Pour sa mise en scène, Hermann Schneider, futur directeur du Landestheater de Linz, coproducteur du spectacle, semble avoir décidé que l'opéra n'avait pas à rivaliser avec le cinéma. Là où d'autres productions s'efforçaient de composer avec les nombreux changements de décor prévus par le livret (dix-sept tableaux selon Myfanwy Piper, également librettiste d'Owen Wingrave et de The Turn of the Screw), là où d'autres metteurs en scène tentent de recréer l'animation de l'hôtel ou de la plage, avec un réalisme à peine tempéré par la stylisation propre aux passages dansés, il opte à l'inverse pour une démarche « intellectuelle », qui situe Venise dans l'esprit d'Aschenbach. Tout commence dans l'appartement munichois de l'écrivain, et s'y termine également : le décor, un bureau-bibliothèque confortablement meublé, s'ouvre en deux, le plafond se soulève, et se transforme, imagination aidant, en ruelles ou canaux vénitiens, puis se reforme peu à peu, et l'opéra se termine avec le héros étendu sur un canapé où l'on soupçonne qu'il sommeille plutôt qu'il ne meurt. Quelques projections de films noir et blanc permettent de visualiser la Serenissima dont rêve ou se souvient Aschenbach. Cette approche, tout à fait défendable, présente malgré tout un défaut, en tout cas dans sa réalisation : elle ne contribue guère à rendre plus animée une œuvre que menace déjà l'excès d'introspection, et les scènes de foule se réduisent à des défilés de personnages en rang d'oignon, ou à des tableaux extrêmement statiques.

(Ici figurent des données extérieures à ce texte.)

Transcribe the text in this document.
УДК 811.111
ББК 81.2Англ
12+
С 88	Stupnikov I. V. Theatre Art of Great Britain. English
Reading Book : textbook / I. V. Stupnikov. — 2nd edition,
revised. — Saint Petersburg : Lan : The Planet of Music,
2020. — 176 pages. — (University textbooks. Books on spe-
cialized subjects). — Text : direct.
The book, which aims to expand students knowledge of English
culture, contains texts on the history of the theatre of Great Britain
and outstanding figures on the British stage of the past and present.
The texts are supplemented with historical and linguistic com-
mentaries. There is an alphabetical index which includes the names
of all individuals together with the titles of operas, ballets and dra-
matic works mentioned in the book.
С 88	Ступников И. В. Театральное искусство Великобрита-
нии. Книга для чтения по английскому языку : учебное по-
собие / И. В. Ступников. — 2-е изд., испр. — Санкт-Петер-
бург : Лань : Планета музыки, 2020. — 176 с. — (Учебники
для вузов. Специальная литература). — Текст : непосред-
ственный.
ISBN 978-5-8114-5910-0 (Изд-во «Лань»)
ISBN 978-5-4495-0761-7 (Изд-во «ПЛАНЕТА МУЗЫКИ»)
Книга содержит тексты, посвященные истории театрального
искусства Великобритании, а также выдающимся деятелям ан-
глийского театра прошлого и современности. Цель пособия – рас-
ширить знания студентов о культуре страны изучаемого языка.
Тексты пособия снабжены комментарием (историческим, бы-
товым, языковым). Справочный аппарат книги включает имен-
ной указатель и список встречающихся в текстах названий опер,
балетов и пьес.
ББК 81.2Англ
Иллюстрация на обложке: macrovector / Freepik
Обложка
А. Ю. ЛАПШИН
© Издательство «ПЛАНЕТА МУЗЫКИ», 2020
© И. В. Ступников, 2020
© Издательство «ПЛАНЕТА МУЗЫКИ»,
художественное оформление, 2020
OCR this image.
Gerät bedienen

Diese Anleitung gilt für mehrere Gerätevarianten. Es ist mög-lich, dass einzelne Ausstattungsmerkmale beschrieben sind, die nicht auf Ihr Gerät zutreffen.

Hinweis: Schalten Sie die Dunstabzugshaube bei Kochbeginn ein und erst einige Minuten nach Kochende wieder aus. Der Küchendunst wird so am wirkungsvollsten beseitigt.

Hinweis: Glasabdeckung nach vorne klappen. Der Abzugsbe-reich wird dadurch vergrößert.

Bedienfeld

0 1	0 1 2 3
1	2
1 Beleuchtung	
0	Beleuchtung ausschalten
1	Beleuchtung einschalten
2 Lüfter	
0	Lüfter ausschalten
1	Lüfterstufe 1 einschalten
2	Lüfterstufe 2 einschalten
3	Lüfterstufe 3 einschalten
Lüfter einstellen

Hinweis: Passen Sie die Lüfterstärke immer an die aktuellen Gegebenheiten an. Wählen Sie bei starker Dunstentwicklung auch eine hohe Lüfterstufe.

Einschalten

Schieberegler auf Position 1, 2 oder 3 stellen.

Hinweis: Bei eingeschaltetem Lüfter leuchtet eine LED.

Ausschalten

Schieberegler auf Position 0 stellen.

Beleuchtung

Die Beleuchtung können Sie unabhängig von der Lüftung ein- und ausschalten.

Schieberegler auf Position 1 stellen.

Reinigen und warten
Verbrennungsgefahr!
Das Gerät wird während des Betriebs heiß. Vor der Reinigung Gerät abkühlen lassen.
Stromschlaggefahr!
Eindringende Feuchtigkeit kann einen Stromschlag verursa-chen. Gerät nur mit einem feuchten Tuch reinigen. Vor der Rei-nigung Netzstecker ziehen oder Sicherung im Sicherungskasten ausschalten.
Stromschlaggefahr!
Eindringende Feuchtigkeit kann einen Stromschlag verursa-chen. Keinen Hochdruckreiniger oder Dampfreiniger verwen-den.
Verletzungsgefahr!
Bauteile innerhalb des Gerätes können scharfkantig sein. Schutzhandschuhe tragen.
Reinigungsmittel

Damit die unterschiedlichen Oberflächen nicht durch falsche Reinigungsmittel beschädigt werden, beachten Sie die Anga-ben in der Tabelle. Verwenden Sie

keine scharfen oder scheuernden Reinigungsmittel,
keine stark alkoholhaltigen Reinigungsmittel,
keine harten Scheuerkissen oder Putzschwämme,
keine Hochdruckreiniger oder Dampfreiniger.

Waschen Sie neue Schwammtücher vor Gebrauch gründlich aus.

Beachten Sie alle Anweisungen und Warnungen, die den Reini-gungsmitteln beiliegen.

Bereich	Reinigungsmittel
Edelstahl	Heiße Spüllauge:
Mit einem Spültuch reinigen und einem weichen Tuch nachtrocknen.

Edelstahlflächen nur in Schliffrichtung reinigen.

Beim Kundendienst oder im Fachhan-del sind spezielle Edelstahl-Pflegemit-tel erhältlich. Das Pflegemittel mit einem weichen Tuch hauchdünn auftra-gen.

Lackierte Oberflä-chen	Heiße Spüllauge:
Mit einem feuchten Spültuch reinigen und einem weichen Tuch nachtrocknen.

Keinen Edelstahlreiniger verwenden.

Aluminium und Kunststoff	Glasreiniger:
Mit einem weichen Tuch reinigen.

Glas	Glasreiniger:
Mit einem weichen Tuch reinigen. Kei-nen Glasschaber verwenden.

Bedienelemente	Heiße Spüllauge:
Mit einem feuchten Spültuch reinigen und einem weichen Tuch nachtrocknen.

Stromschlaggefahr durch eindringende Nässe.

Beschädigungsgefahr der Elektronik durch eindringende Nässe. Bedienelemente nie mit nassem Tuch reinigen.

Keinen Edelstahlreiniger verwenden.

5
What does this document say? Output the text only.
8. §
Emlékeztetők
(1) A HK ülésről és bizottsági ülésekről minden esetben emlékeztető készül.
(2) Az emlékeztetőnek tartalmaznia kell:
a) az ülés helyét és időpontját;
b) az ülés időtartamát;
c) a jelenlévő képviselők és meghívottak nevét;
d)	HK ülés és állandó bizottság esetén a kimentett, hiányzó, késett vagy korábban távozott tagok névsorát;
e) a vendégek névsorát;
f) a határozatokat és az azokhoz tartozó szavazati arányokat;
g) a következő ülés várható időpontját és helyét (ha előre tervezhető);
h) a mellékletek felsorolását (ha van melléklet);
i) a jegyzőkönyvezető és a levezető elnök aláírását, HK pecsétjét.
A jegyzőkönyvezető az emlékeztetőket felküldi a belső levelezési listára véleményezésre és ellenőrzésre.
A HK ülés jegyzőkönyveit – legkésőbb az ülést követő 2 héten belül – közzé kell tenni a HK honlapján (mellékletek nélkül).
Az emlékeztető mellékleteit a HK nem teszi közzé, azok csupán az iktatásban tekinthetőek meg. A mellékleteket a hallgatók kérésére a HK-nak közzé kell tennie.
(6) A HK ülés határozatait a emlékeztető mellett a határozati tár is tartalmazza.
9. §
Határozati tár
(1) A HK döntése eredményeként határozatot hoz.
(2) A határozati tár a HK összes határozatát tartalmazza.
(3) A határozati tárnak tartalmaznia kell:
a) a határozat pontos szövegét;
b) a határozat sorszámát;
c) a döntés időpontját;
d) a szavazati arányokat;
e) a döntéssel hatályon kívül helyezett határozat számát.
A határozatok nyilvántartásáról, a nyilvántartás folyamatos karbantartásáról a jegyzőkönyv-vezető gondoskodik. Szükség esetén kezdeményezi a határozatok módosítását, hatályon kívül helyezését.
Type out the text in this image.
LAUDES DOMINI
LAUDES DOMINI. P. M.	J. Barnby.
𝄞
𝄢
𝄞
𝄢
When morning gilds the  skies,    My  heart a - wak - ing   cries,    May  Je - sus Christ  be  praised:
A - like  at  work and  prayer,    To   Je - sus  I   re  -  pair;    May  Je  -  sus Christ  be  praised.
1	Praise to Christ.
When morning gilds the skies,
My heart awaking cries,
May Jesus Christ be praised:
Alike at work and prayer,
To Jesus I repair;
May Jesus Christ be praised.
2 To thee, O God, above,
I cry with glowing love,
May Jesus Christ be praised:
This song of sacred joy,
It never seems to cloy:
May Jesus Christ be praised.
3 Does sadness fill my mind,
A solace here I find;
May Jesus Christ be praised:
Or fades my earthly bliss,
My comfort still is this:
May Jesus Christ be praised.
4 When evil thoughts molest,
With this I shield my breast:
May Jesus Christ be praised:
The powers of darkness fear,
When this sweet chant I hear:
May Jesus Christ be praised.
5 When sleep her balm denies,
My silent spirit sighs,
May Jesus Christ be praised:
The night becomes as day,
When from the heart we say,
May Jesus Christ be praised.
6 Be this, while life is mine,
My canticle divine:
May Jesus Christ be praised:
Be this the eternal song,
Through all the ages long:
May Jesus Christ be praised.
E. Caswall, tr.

C'est une très lourde responsabilité qui pèse donc sur les épaules de Hans Schöpflin, et le ténor allemand s'en acquitte fort bien, familier qu'il est de ce rôle et de la musique de Britten plus généralement. La voix est souple, même si le timbre prend parfois des colorations un peu nasales, mais on peut se demander si elles ne relèvent pas de la caractérisation du personnage et d'une proximité avec son créateur, un Peter Pears quand même âgé de 63 ans lors de la première mondiale de Mort à Venise. L'acteur est totalement convaincant, notamment dans sa déchéance et son délire final. Davide Damiani a la non moins lourde fonction d'incarner pas moins de huit personnages différents, et il n'est pas certain qu'il parvienne toujours bien à les différencier de manière très perceptible pour le spectateur, peut-être faute de couleurs plus variées d'une silhouette à l'autre. Le contre-ténor James Laing est un Apollon plein de prestance et d'aplomb, mais on comprend seulement lors des saluts, quand il est éclairé d'une lumière vive, qu'il était habillé et grimé de manière à être un double d'Aschenbach. Richard Rittelmann est l'un des rares emplois secondaires à bénéficier d'une scène un peu plus développée, en employé de l'agence de voyage assailli par les touristes soucieux de quitter Venise, le choeur de l'Opéra de Nice interprétant avec beaucoup de talent tous les micro-personnages prévus par la partition. A signaler également, la prestation du jeune danseur Lohan Jaquet en Tadzio, avec là encore, le choix de s'éloigner de Visconti, puisque loin de l'éphèbe aux boucles blondes du film, son physique évoque plutôt Jean Cocteau adolescent.